Thankfully, the good Samaritans fought with the cops to have their way, literally and otherwise.
The 26-year-old, who broke his leg in an accident near Aksa beach on Tuesday evening, has expressed his gratitude for the locals who saved his life, even as the traffic constables simply stood there watching him bleed.
The constables also tried to stop the locals from helping Salauddin Shaikh, but the public fought with them for half an hour and managed to take the victim for treatment.
"Had the locals not rushed me to a hospital, I would have died there of blood loss. They saved my life… the constables just stood there and even threatened those who were trying to help me; they slapped one man, saying I should be kept there until the police van arrived," said Shaikh.

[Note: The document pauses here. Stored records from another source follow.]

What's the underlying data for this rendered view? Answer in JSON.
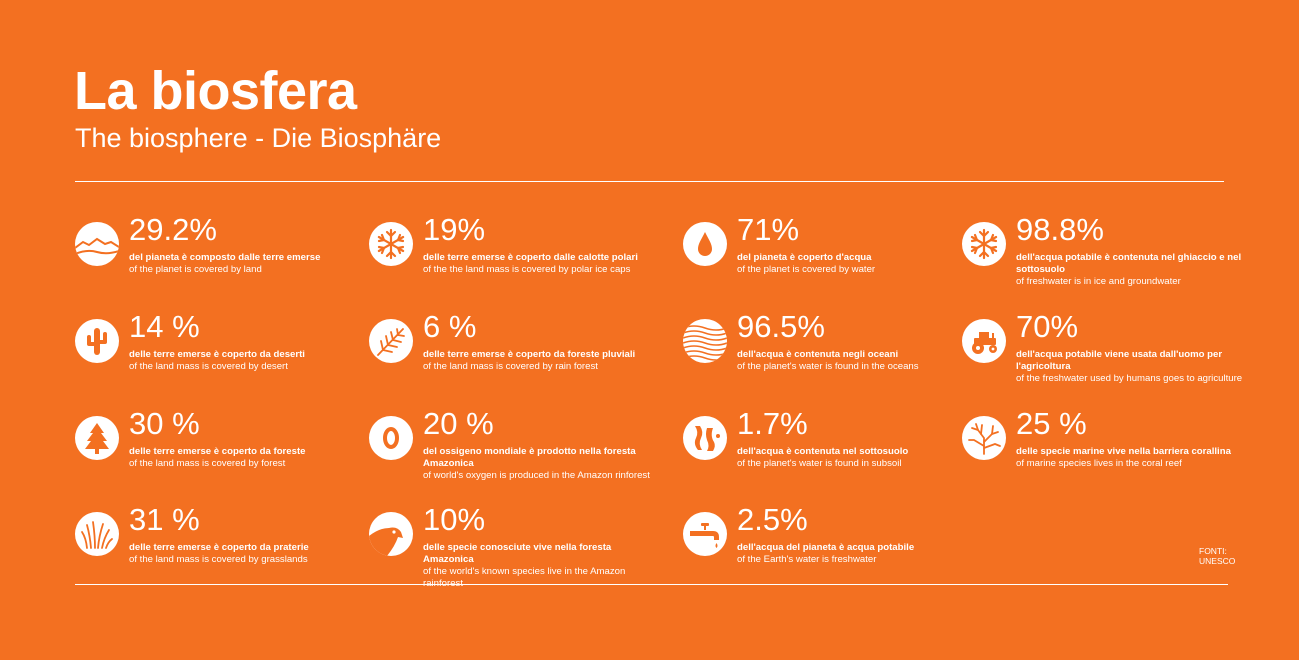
{
  "header": {
    "title": "La biosfera",
    "subtitle": "The biosphere - Die Biosphäre"
  },
  "stats": [
    {
      "icon": "land-icon",
      "value": "29.2%",
      "label_it": "del pianeta è composto dalle terre emerse",
      "label_en": "of the planet is covered by land"
    },
    {
      "icon": "snowflake-icon",
      "value": "19%",
      "label_it": "delle terre emerse è coperto dalle calotte polari",
      "label_en": "of the the land mass is covered by polar ice caps"
    },
    {
      "icon": "water-drop-icon",
      "value": "71%",
      "label_it": "del pianeta è coperto d'acqua",
      "label_en": "of the planet is covered by water"
    },
    {
      "icon": "snowflake-icon",
      "value": "98.8%",
      "label_it": "dell'acqua potabile è contenuta nel ghiaccio e nel sottosuolo",
      "label_en": "of freshwater is in ice and groundwater"
    },
    {
      "icon": "cactus-icon",
      "value": "14 %",
      "label_it": "delle terre emerse è coperto da deserti",
      "label_en": "of the land mass is covered by desert"
    },
    {
      "icon": "fern-icon",
      "value": "6 %",
      "label_it": "delle terre emerse è coperto da foreste pluviali",
      "label_en": "of the land mass is covered by rain forest"
    },
    {
      "icon": "waves-icon",
      "value": "96.5%",
      "label_it": "dell'acqua è contenuta negli oceani",
      "label_en": "of the planet's water is found in the oceans"
    },
    {
      "icon": "tractor-icon",
      "value": "70%",
      "label_it": "dell'acqua potabile viene usata dall'uomo per l'agricoltura",
      "label_en": "of the freshwater used by humans goes to agriculture"
    },
    {
      "icon": "tree-icon",
      "value": "30 %",
      "label_it": "delle terre emerse è coperto da foreste",
      "label_en": "of the land mass is covered by forest"
    },
    {
      "icon": "oxygen-icon",
      "value": "20 %",
      "label_it": "del ossigeno mondiale è prodotto nella foresta Amazonica",
      "label_en": "of world's oxygen is produced in the Amazon rinforest"
    },
    {
      "icon": "subsoil-icon",
      "value": "1.7%",
      "label_it": "dell'acqua è contenuta nel sottosuolo",
      "label_en": "of the planet's water is found in subsoil"
    },
    {
      "icon": "coral-icon",
      "value": "25 %",
      "label_it": "delle specie marine vive nella barriera corallina",
      "label_en": "of marine species lives in the coral reef"
    },
    {
      "icon": "grass-icon",
      "value": "31 %",
      "label_it": "delle terre emerse è coperto da praterie",
      "label_en": "of the land mass is covered by grasslands"
    },
    {
      "icon": "bird-icon",
      "value": "10%",
      "label_it": "delle specie conosciute vive nella foresta Amazonica",
      "label_en": "of the world's known species live in the Amazon rainforest"
    },
    {
      "icon": "faucet-icon",
      "value": "2.5%",
      "label_it": "dell'acqua del pianeta è acqua potabile",
      "label_en": "of the Earth's water is freshwater"
    }
  ],
  "source": {
    "label": "FONTI:",
    "name": "UNESCO"
  },
  "colors": {
    "background": "#F37021",
    "foreground": "#FFFFFF"
  }
}
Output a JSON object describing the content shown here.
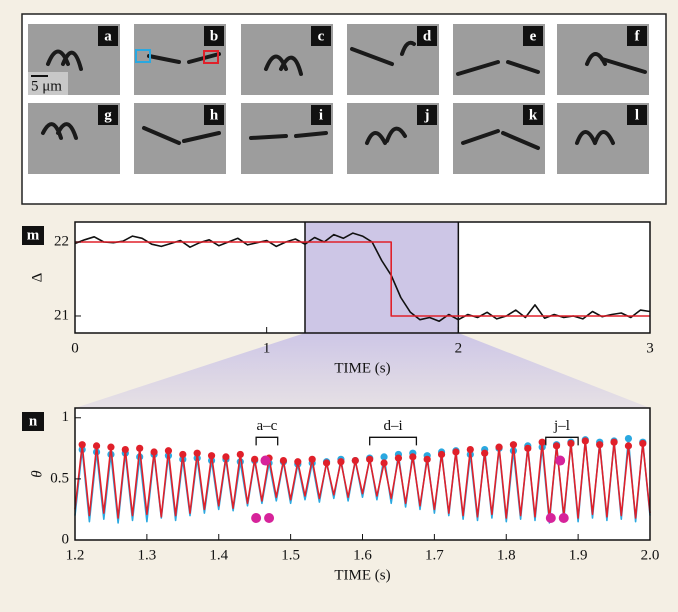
{
  "figure": {
    "panel_labels": [
      "a",
      "b",
      "c",
      "d",
      "e",
      "f",
      "g",
      "h",
      "i",
      "j",
      "k",
      "l"
    ],
    "scale_bar": "5 μm"
  },
  "chart_data": [
    {
      "type": "line",
      "label": "m",
      "xlabel": "TIME (s)",
      "ylabel": "Δ",
      "xlim": [
        0,
        3
      ],
      "ylim": [
        20.77,
        22.27
      ],
      "xticks": [
        0,
        1,
        2,
        3
      ],
      "yticks": [
        21,
        22
      ],
      "shade": [
        1.2,
        2.0
      ],
      "shade_color": "#cdc6e6",
      "series": [
        {
          "color": "#111111",
          "x": [
            0,
            0.05,
            0.1,
            0.15,
            0.2,
            0.25,
            0.3,
            0.35,
            0.4,
            0.45,
            0.5,
            0.55,
            0.6,
            0.65,
            0.7,
            0.75,
            0.8,
            0.85,
            0.9,
            0.95,
            1.0,
            1.05,
            1.1,
            1.15,
            1.2,
            1.25,
            1.3,
            1.35,
            1.4,
            1.45,
            1.5,
            1.55,
            1.6,
            1.65,
            1.7,
            1.75,
            1.8,
            1.85,
            1.9,
            1.95,
            2.0,
            2.05,
            2.1,
            2.15,
            2.2,
            2.25,
            2.3,
            2.35,
            2.4,
            2.45,
            2.5,
            2.55,
            2.6,
            2.65,
            2.7,
            2.75,
            2.8,
            2.85,
            2.9,
            2.95,
            3.0
          ],
          "values": [
            21.98,
            22.03,
            22.07,
            22.0,
            21.99,
            22.01,
            22.08,
            22.05,
            21.97,
            21.94,
            21.98,
            22.02,
            21.93,
            21.99,
            22.03,
            21.95,
            22.0,
            22.05,
            21.96,
            21.99,
            22.02,
            21.94,
            22.0,
            22.04,
            21.97,
            22.06,
            22.0,
            22.1,
            22.05,
            22.12,
            22.08,
            22.0,
            21.75,
            21.55,
            21.25,
            21.05,
            20.95,
            20.98,
            20.93,
            21.02,
            20.95,
            21.02,
            20.98,
            21.05,
            20.96,
            21.0,
            21.08,
            20.98,
            21.15,
            20.97,
            21.02,
            20.98,
            21.0,
            20.96,
            21.06,
            20.99,
            21.02,
            21.04,
            20.98,
            21.08,
            21.06
          ]
        },
        {
          "color": "#e0202a",
          "x": [
            0,
            1.65,
            1.65,
            3
          ],
          "values": [
            22,
            22,
            21,
            21
          ]
        }
      ]
    },
    {
      "type": "line",
      "label": "n",
      "xlabel": "TIME (s)",
      "ylabel": "θ",
      "xlim": [
        1.2,
        2.0
      ],
      "ylim": [
        0,
        1.08
      ],
      "xticks": [
        1.2,
        1.3,
        1.4,
        1.5,
        1.6,
        1.7,
        1.8,
        1.9,
        {
          "value": 2,
          "label": "2.0"
        }
      ],
      "yticks": [
        0,
        0.5,
        1
      ],
      "annotations": [
        {
          "text": "a–c",
          "x": [
            1.452,
            1.482
          ],
          "y": 0.84
        },
        {
          "text": "d–i",
          "x": [
            1.61,
            1.675
          ],
          "y": 0.84
        },
        {
          "text": "j–l",
          "x": [
            1.855,
            1.9
          ],
          "y": 0.84
        }
      ],
      "series": [
        {
          "color": "#2aa8e0",
          "peak_markers": true,
          "x": [
            1.2,
            1.21,
            1.22,
            1.23,
            1.24,
            1.25,
            1.26,
            1.27,
            1.28,
            1.29,
            1.3,
            1.31,
            1.32,
            1.33,
            1.34,
            1.35,
            1.36,
            1.37,
            1.38,
            1.39,
            1.4,
            1.41,
            1.42,
            1.43,
            1.44,
            1.45,
            1.46,
            1.47,
            1.48,
            1.49,
            1.5,
            1.51,
            1.52,
            1.53,
            1.54,
            1.55,
            1.56,
            1.57,
            1.58,
            1.59,
            1.6,
            1.61,
            1.62,
            1.63,
            1.64,
            1.65,
            1.66,
            1.67,
            1.68,
            1.69,
            1.7,
            1.71,
            1.72,
            1.73,
            1.74,
            1.75,
            1.76,
            1.77,
            1.78,
            1.79,
            1.8,
            1.81,
            1.82,
            1.83,
            1.84,
            1.85,
            1.86,
            1.87,
            1.88,
            1.89,
            1.9,
            1.91,
            1.92,
            1.93,
            1.94,
            1.95,
            1.96,
            1.97,
            1.98,
            1.99,
            2.0
          ],
          "values": [
            0.2,
            0.74,
            0.15,
            0.72,
            0.17,
            0.7,
            0.14,
            0.71,
            0.16,
            0.68,
            0.15,
            0.7,
            0.18,
            0.69,
            0.16,
            0.66,
            0.2,
            0.67,
            0.22,
            0.65,
            0.25,
            0.66,
            0.24,
            0.64,
            0.28,
            0.65,
            0.3,
            0.63,
            0.32,
            0.64,
            0.3,
            0.62,
            0.33,
            0.63,
            0.31,
            0.64,
            0.34,
            0.66,
            0.32,
            0.65,
            0.35,
            0.67,
            0.33,
            0.68,
            0.3,
            0.7,
            0.27,
            0.71,
            0.25,
            0.69,
            0.22,
            0.72,
            0.2,
            0.73,
            0.17,
            0.7,
            0.16,
            0.74,
            0.18,
            0.75,
            0.15,
            0.73,
            0.17,
            0.77,
            0.16,
            0.76,
            0.14,
            0.78,
            0.17,
            0.8,
            0.15,
            0.82,
            0.18,
            0.8,
            0.16,
            0.81,
            0.17,
            0.83,
            0.15,
            0.8,
            0.2
          ]
        },
        {
          "color": "#e0202a",
          "peak_markers": true,
          "x": [
            1.2,
            1.21,
            1.22,
            1.23,
            1.24,
            1.25,
            1.26,
            1.27,
            1.28,
            1.29,
            1.3,
            1.31,
            1.32,
            1.33,
            1.34,
            1.35,
            1.36,
            1.37,
            1.38,
            1.39,
            1.4,
            1.41,
            1.42,
            1.43,
            1.44,
            1.45,
            1.46,
            1.47,
            1.48,
            1.49,
            1.5,
            1.51,
            1.52,
            1.53,
            1.54,
            1.55,
            1.56,
            1.57,
            1.58,
            1.59,
            1.6,
            1.61,
            1.62,
            1.63,
            1.64,
            1.65,
            1.66,
            1.67,
            1.68,
            1.69,
            1.7,
            1.71,
            1.72,
            1.73,
            1.74,
            1.75,
            1.76,
            1.77,
            1.78,
            1.79,
            1.8,
            1.81,
            1.82,
            1.83,
            1.84,
            1.85,
            1.86,
            1.87,
            1.88,
            1.89,
            1.9,
            1.91,
            1.92,
            1.93,
            1.94,
            1.95,
            1.96,
            1.97,
            1.98,
            1.99,
            2.0
          ],
          "values": [
            0.25,
            0.78,
            0.2,
            0.77,
            0.22,
            0.76,
            0.18,
            0.74,
            0.2,
            0.75,
            0.21,
            0.72,
            0.19,
            0.73,
            0.2,
            0.7,
            0.22,
            0.71,
            0.25,
            0.69,
            0.28,
            0.68,
            0.26,
            0.7,
            0.3,
            0.66,
            0.32,
            0.67,
            0.35,
            0.65,
            0.33,
            0.64,
            0.36,
            0.66,
            0.34,
            0.63,
            0.37,
            0.64,
            0.35,
            0.65,
            0.38,
            0.66,
            0.36,
            0.63,
            0.34,
            0.67,
            0.3,
            0.68,
            0.28,
            0.66,
            0.25,
            0.7,
            0.22,
            0.72,
            0.2,
            0.74,
            0.19,
            0.71,
            0.21,
            0.76,
            0.18,
            0.78,
            0.2,
            0.75,
            0.19,
            0.8,
            0.17,
            0.77,
            0.2,
            0.79,
            0.18,
            0.81,
            0.21,
            0.78,
            0.19,
            0.8,
            0.2,
            0.77,
            0.18,
            0.79,
            0.22
          ]
        },
        {
          "color": "#d6239a",
          "mode": "markers",
          "x": [
            1.452,
            1.465,
            1.47,
            1.862,
            1.875,
            1.88
          ],
          "values": [
            0.18,
            0.65,
            0.18,
            0.18,
            0.65,
            0.18
          ]
        }
      ]
    }
  ]
}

"The Supreme court has ruled that if one sees a road accident, one shouldn't hesitate to get involved. The court had ordered having rules to protect 'good Samaritans' across the country."
Apathetic and how!
Shaikh, who works at a four-wheeler service centre in Malwani, had stepped out for a ride to Aksa beach to "freshen up", informing his boss Sandesh Kamble about it. Shaikh said that on his way he saw traffic cops on the lookout for helmetless riders. "I slowed down, but a BEST bus hit me. The next thing I saw was that I was on the road with my leg broken, heavily bleeding," he added.

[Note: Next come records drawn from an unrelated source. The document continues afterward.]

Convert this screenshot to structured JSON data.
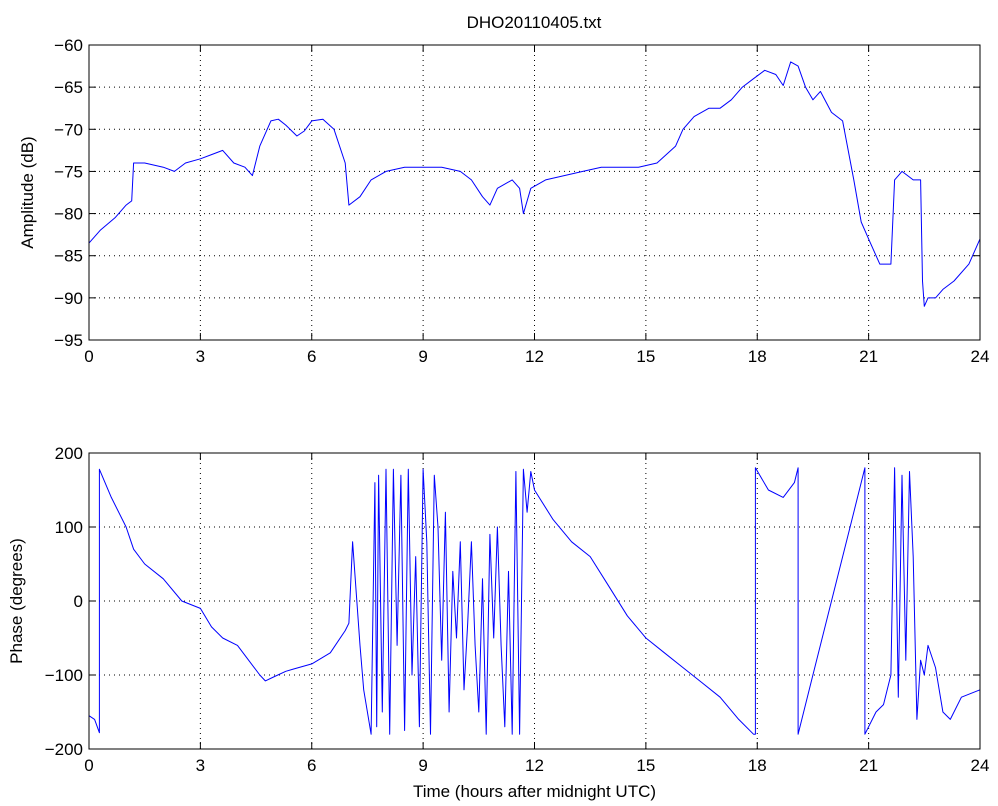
{
  "figure_title": "DHO20110405.txt",
  "chart_data": [
    {
      "type": "line",
      "title": "DHO20110405.txt",
      "xlabel": "",
      "ylabel": "Amplitude (dB)",
      "xlim": [
        0,
        24
      ],
      "ylim": [
        -95,
        -60
      ],
      "xticks": [
        0,
        3,
        6,
        9,
        12,
        15,
        18,
        21,
        24
      ],
      "yticks": [
        -95,
        -90,
        -85,
        -80,
        -75,
        -70,
        -65,
        -60
      ],
      "grid": true,
      "series_color": "#0000ff",
      "series": [
        {
          "x": [
            0,
            0.3,
            0.7,
            1.0,
            1.15,
            1.2,
            1.5,
            2.0,
            2.3,
            2.6,
            3.0,
            3.3,
            3.6,
            3.9,
            4.2,
            4.4,
            4.6,
            4.9,
            5.1,
            5.3,
            5.6,
            5.8,
            6.0,
            6.3,
            6.6,
            6.9,
            7.0,
            7.3,
            7.6,
            8.0,
            8.5,
            9.0,
            9.5,
            10.0,
            10.3,
            10.6,
            10.8,
            11.0,
            11.4,
            11.6,
            11.7,
            11.9,
            12.3,
            12.8,
            13.3,
            13.8,
            14.3,
            14.8,
            15.3,
            15.8,
            16.0,
            16.3,
            16.7,
            17.0,
            17.3,
            17.6,
            17.9,
            18.2,
            18.5,
            18.7,
            18.9,
            19.1,
            19.3,
            19.5,
            19.7,
            20.0,
            20.3,
            20.6,
            20.8,
            21.0,
            21.3,
            21.6,
            21.7,
            21.9,
            22.2,
            22.4,
            22.45,
            22.5,
            22.6,
            22.8,
            23.0,
            23.3,
            23.7,
            24.0
          ],
          "y": [
            -83.5,
            -82,
            -80.5,
            -79,
            -78.5,
            -74,
            -74,
            -74.5,
            -75,
            -74,
            -73.5,
            -73,
            -72.5,
            -74,
            -74.5,
            -75.5,
            -72,
            -69,
            -68.8,
            -69.5,
            -70.8,
            -70.2,
            -69,
            -68.8,
            -70,
            -74,
            -79,
            -78,
            -76,
            -75,
            -74.5,
            -74.5,
            -74.5,
            -75,
            -76,
            -78,
            -79,
            -77,
            -76,
            -77,
            -80,
            -77,
            -76,
            -75.5,
            -75,
            -74.5,
            -74.5,
            -74.5,
            -74,
            -72,
            -70,
            -68.5,
            -67.5,
            -67.5,
            -66.5,
            -65,
            -64,
            -63,
            -63.5,
            -64.8,
            -62,
            -62.5,
            -65,
            -66.5,
            -65.5,
            -68,
            -69,
            -76,
            -81,
            -83,
            -86,
            -86,
            -76,
            -75,
            -76,
            -76,
            -88,
            -91,
            -90,
            -90,
            -89,
            -88,
            -86,
            -83
          ]
        }
      ]
    },
    {
      "type": "line",
      "title": "",
      "xlabel": "Time (hours after midnight UTC)",
      "ylabel": "Phase (degrees)",
      "xlim": [
        0,
        24
      ],
      "ylim": [
        -200,
        200
      ],
      "xticks": [
        0,
        3,
        6,
        9,
        12,
        15,
        18,
        21,
        24
      ],
      "yticks": [
        -200,
        -100,
        0,
        100,
        200
      ],
      "grid": true,
      "series_color": "#0000ff",
      "series": [
        {
          "x": [
            0,
            0.15,
            0.28,
            0.28,
            0.6,
            1.0,
            1.2,
            1.5,
            2.0,
            2.5,
            3.0,
            3.3,
            3.6,
            4.0,
            4.3,
            4.6,
            4.75,
            5.0,
            5.3,
            5.5,
            6.0,
            6.5,
            6.9,
            7.0,
            7.1,
            7.2,
            7.3,
            7.4,
            7.6,
            7.7,
            7.75,
            7.8,
            7.9,
            8.0,
            8.1,
            8.2,
            8.3,
            8.4,
            8.5,
            8.6,
            8.7,
            8.8,
            8.9,
            9.0,
            9.1,
            9.2,
            9.3,
            9.4,
            9.5,
            9.6,
            9.7,
            9.8,
            9.9,
            10.0,
            10.1,
            10.2,
            10.3,
            10.4,
            10.5,
            10.6,
            10.7,
            10.8,
            10.9,
            11.0,
            11.1,
            11.2,
            11.3,
            11.4,
            11.5,
            11.6,
            11.7,
            11.8,
            11.9,
            12.0,
            12.5,
            13.0,
            13.5,
            14.0,
            14.5,
            15.0,
            15.5,
            16.0,
            16.5,
            17.0,
            17.5,
            17.9,
            17.95,
            17.95,
            18.3,
            18.7,
            19.0,
            19.1,
            19.1,
            19.5,
            20.0,
            20.5,
            20.9,
            20.9,
            21.2,
            21.4,
            21.5,
            21.6,
            21.7,
            21.8,
            21.9,
            22.0,
            22.1,
            22.2,
            22.3,
            22.4,
            22.5,
            22.6,
            22.8,
            23.0,
            23.2,
            23.5,
            24.0
          ],
          "y": [
            -155,
            -160,
            -178,
            178,
            140,
            100,
            70,
            50,
            30,
            0,
            -10,
            -35,
            -50,
            -60,
            -80,
            -100,
            -108,
            -102,
            -95,
            -92,
            -85,
            -70,
            -40,
            -30,
            80,
            10,
            -60,
            -120,
            -180,
            160,
            -170,
            170,
            -150,
            178,
            -180,
            178,
            -60,
            170,
            -175,
            178,
            -100,
            60,
            -170,
            178,
            80,
            -180,
            170,
            100,
            -80,
            120,
            -150,
            40,
            -50,
            80,
            -120,
            -30,
            80,
            -60,
            -150,
            30,
            -180,
            90,
            -50,
            100,
            -60,
            -170,
            40,
            -180,
            175,
            -180,
            178,
            120,
            175,
            150,
            110,
            80,
            60,
            20,
            -20,
            -50,
            -70,
            -90,
            -110,
            -130,
            -160,
            -180,
            -180,
            180,
            150,
            140,
            160,
            180,
            -180,
            -100,
            0,
            100,
            180,
            -180,
            -150,
            -140,
            -120,
            -100,
            180,
            -130,
            170,
            -80,
            175,
            60,
            -160,
            -80,
            -100,
            -60,
            -90,
            -150,
            -160,
            -130,
            -120
          ]
        }
      ]
    }
  ]
}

Kamble said, "Fifteen minutes after Shaikh left, I got a call from him that he had been in an accident with his leg crushed by a BEST bus, and the constables there were not letting the locals take him to hospital. I rushed there and saw a group of boys arguing with two constables. One of them even threatened me when I offered help."
A local, Nigel Mendonsa, said he was shocked to see a bleeding Shaikh lying on the road and the policemen not doing anything themselves and even stopping others from helping. "I rushed to the scene and halted an autorickshaw. I put him inside when one of the constables held my collar and demanded that I put him back on the road.
They didn't even have their badges on… I had to argue with them for half an hour before I could manage to leave with Shaikh. I took him to Ayush Nursing Home nearby," he added.